Hazret-i Şeyh’in (Kuddise Sirruhû) daha birçok kerameti vardır. Nakşibendiyye büyükleri (Kaddesallahu Esrârahum) fazilet konusunda kerametten ziyade istikamete itibar etmiş, istikametsiz kerametleri istidrac kabilinden addetmişlerdir. Her zaman Hazreti Peygamber’in (Sallallâhu Aleyhi ve Sellem), Hulefâ-i Râşidîn’in ve Ashâb-ı Kirâm’ın (Rıdvânullahi Aleyhim Ecmaîn) itikadı olan Ehl-i Sünnet itikadı üzere daim olmuş, bu devletten mahrum olan kimselerin hallerine itibar etmemişlerdir.
Mektûbâtı Mâsumiyye
Şeyh Muhammed Masum (Kuddise Sirruhû) telif ile çok fazla meşgul olmamıştır. O zamana kadar telif edilmiş olan eserleri yeterli görerek bu kitapların içerisindeki bilgileri taliplere anlatmıştır. Ancak Urvetü’l-Vüskâ hazretlerinin (Kuddise Sirruhû) Mektûbât-ı Ma’sûmiyye isminde üç ciltlik bir kitabı olup, bu kitapta bazı zatlara göndermiş olduğu mektuplar toplanmıştır. Bu kitabı dışında, hacca gittiği zaman, Mekke-i Mükerreme ve Medîne-i Münevvere’de kendisine varid olan keşif ve hallerini anlattığı, oğlunun bu bilgileri derleyerek oluşturduğu el-Yevâkît isminde bir risale vardır.
Şeyh hazretleri (Kuddise Sirruhû) bir mektubunda Hazreti Ali’nin (Kerremallahü Vecheh)velayetini ve onun Hazreti Muaviye’ye (Radıyallâhu Anh) karşı olan tutumunu şöyle anlatmaktadır: “Tamamıyla rahmet olan Hazreti Ali (Kerremallahü Vecheh), -hâşâ ve kellâ- tek bir müslümâna lânet etmemiştir. Nerede kaldı ki, Peygamber Efendimiz (Sallallâhu Aleyhi ve Sellem)’in ashâbına (Rıdvanullahi Aleyhim Ecmaîn) hele hele çok defa hayır duada bulunduğu Hazreti Mu’âviye’ye (Radıyallâhu Anh) lanet etmiş olsun.
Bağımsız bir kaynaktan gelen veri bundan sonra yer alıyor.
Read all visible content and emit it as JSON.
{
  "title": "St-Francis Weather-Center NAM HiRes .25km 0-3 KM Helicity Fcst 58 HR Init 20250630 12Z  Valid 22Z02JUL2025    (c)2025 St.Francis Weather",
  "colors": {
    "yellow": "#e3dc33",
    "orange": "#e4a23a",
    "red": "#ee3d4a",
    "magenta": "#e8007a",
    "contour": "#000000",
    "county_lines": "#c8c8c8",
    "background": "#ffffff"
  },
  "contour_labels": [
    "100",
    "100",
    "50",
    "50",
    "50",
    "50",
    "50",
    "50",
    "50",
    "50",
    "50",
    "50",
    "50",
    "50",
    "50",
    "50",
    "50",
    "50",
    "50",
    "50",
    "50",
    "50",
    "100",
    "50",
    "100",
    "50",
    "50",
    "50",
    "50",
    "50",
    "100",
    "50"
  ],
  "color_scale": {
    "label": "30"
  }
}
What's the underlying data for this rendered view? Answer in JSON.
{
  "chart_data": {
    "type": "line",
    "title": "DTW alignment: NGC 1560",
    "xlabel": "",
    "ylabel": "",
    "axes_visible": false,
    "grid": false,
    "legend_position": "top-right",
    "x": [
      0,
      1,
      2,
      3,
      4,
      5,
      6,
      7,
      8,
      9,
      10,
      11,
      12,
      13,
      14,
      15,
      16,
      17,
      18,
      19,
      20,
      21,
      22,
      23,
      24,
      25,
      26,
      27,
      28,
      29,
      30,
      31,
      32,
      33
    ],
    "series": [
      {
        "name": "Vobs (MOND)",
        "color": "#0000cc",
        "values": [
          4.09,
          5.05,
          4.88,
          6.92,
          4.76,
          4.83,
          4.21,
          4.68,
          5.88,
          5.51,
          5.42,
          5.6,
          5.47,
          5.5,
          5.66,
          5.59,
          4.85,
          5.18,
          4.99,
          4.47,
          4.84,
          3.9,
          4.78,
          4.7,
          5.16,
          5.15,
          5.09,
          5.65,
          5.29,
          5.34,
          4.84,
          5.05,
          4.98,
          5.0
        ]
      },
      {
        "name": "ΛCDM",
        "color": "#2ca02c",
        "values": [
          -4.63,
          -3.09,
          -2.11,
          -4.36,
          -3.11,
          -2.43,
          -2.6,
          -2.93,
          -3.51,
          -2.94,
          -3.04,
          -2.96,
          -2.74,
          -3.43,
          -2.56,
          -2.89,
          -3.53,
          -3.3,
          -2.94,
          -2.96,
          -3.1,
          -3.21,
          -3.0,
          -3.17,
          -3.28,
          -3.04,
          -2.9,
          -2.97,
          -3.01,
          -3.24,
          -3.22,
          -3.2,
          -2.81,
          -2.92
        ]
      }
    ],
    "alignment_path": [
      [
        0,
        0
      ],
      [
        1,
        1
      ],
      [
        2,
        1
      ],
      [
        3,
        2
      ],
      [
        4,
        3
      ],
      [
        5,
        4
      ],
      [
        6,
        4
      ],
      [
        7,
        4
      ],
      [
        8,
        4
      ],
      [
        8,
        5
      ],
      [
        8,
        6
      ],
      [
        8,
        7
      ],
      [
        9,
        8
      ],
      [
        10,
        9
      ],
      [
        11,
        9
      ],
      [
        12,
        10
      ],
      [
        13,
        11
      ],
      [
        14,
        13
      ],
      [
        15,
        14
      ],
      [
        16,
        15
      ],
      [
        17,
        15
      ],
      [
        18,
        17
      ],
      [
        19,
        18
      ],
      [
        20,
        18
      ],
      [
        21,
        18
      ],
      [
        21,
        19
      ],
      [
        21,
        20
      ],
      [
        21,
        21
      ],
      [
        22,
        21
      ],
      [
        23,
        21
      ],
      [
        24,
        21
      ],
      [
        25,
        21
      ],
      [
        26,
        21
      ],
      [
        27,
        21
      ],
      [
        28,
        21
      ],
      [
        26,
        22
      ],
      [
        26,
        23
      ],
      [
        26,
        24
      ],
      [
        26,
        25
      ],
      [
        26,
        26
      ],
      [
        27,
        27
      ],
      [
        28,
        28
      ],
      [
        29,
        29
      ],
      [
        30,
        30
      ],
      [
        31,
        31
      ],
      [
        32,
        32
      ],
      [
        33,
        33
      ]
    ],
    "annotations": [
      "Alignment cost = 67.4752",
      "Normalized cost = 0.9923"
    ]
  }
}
Hazreti Ali (Radıyallâhu Anh), Hazreti Mu’âviye (Radıyallâhu Anh) ve yanında bulunanlar için: ‘Kardeşlerimiz bize tabi olmadılar. Ama onlar kâfir ve fasık değildirler. İctihâdları ile hareket ettiler’ buyurdu. Bu sözü, onlardan küfrü ve fıskı uzaklaştırmaktadır. O halde onlara hiç lanet ve beddua eder mi? İslam dininde hiç kimseye, hatta frenk kâfirlerine bile lanet etmek ibâdet değildir. Tasavvuftaki fena derecelerinin en yükseğine ve itmi’nânın nihayetine ulaşmış ve şahsî arzularından geçmiş olan Hazreti Alî’nin (Radıyallâhu Anh)nefsini, kendi nefs-i emmâreleri gibi kin, inat ve düşmanlıkla dolu mu sanıyorlar?”
Halîfeleri
Mevlânâ Muhammed Masum (Kuddise Sirruhû) hazretlerinin birçok halifesi vardı. Bu zatlar Mevlânâ Muhammed Masum (Kuddise Sirruhû) hazretlerinin yolundan giden büyük velîlerdi. Birçok insanı sohbetlerinin bereketiyle yüce makamlara ulaştıran Rahmanî nefes ve yüce ahlak sahibi kimselerdi. Bunlardan bazılarının isimleri şöyledir: Şeyh Muhammed Hanîf Kâbilî, Şeyh Muhammed Sıddık Peşâverî, Şeyh Habîbullah Buhârî, Şeyh Muhammed Murad Buhârî, Şeyh Âdem Sindî, Şeyh Ergun Hatâî, Molla Musa Lengerhârî, Şeyh Muhammed Emin Bedahşî, Şeyh Muhammed Sâdık, Şeyh Muhammed Bâkır, Şeyh Mîr Muhsin Siyalkûtî, Şeyh Kannevcî, Şeyh Necmüddîn Sultanpûrî, Şeyh Bedruddîn, Şeyh İshak Türkistânî (Kaddesallâhu Esrârahum).
Son Günleri ve Vefâtı
Urvetü’l-Vüskâ (Kuddise Sirruhû) hazretleri vefatından birkaç gün önce manevî bir ferasetle ecelinin yaklaştığını anlamıştı. Devamlı Refîk-i A’lâ diyor, vücudunda şiddetli ağrılar hissediyordu. Fakat hiçbir zaman şikayetlendiği veya yanındakilere fena bir söz söylediği olmadı. Hazreti Şeyh (Kuddise Sirruhû) çok sevdiği ve nadide kitapların bulunduğu kütüphanesini oğullarına, muhibbanına ve müstehak olanlara taksim etti. İmam-ı Rabbânî (Kuddise Sirruhû) hazretlerinin mezarını ziyaret etti.Hicrî 1099 (m. 1687) yılı Rebîu’l-Evvel ayında vefat etti ve babası gibi Serhend’e defnedildi.